The amusement park industry could be one major rollercoaster ride in 2023. One specific theme park operation has a unique set of challenges that others may not have to contend with.
2023 could be a tough year for one nationwide theme park operator. With declining visitor figures in 2022, a looming recession, and a boatload of debt, Six Flags has many hurdles to overcome in the new year. To make matters worse, the company is now dealing with two activist investors who are doing their best to make their voices heard, which could be a big distraction for the board of directors and executive management.
Throughout the years, Six Flags’ go-to strategy was to increase attendance levels at its parks at all costs. That strategy was successful because attendance was growing at sky-high rates, but crowds of amusement park goers who got in free or with heavily discounted tickets were not spending a ton of cash when they made their visit. Worse, they clogged up lines and made the experience worse for everyone.

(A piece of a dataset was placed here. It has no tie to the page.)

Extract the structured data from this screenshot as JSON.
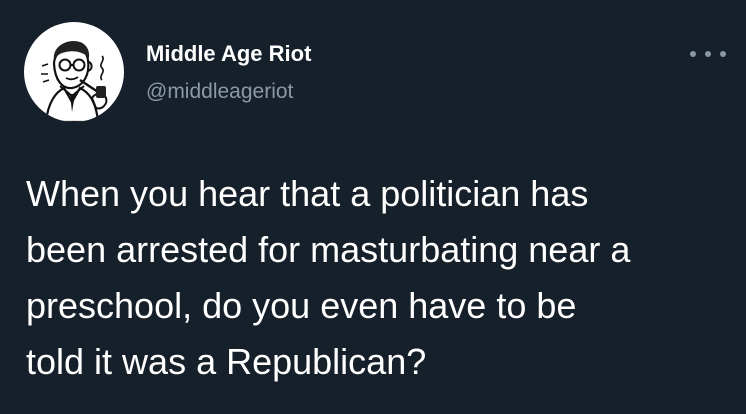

Earlier this year, Six Flags raised gate prices to focus on “premium Guests” who are “willing to pay more” rather than on filling their theme parks in a strategic pivot set out by CEO Selim Bassoul. Throughout 2022, the company had more visitors attending the parks using single-day keys.
The million-dollar question that needs to be answered in 2023 is whether this strategy will ultimately lead to higher revenue and profit for the amusement parks. Total sales were down 9% in the first nine months of 2022, and profits declined 23%. Six Flags’ attendance has fallen below what the company views as decent levels, and per-guest spending will need to rise considerably to make up for it. There is no guarantee that this will end up happening next year.
The other two major issues for the theme park company are that Six Flags has a ton of debt on its books and a pending recession.
2022 was a disastrous year for companies with lots of leverage on their balance sheets. The positive news is that Six Flags has no large debt due until 2024. The not-so-good news is that if interest rates continue to go up, it’s likely that rolling over those loans will result in higher interest payments.
The theme park industry relies on a healthy consumer to pile on to these risks. Six Flags’ premiumization strategy could help the company weather an economic storm better than in the past, given that its attendance base is shifting toward more affluent guests. But a recession will almost certainly hurt the amusement parks’ revenue and profits.
Looking back at 2009 to get a sense of how Six Flags performed when the economy was in trouble, its sales decreased by a staggering 11% that year, with a 6% drop in attendance and a 5% decline in per-guest spending. The 2023 economic downturn is not forecasted to be as bad as the Great Financial Crisis, and Six Flags is in much better shape than it was 15 years ago.
Moving forward, the question is how Six Flags CEO Selim Bassoul will deal with these challenges. Only time will tell if Six Flags can weather this latest storm.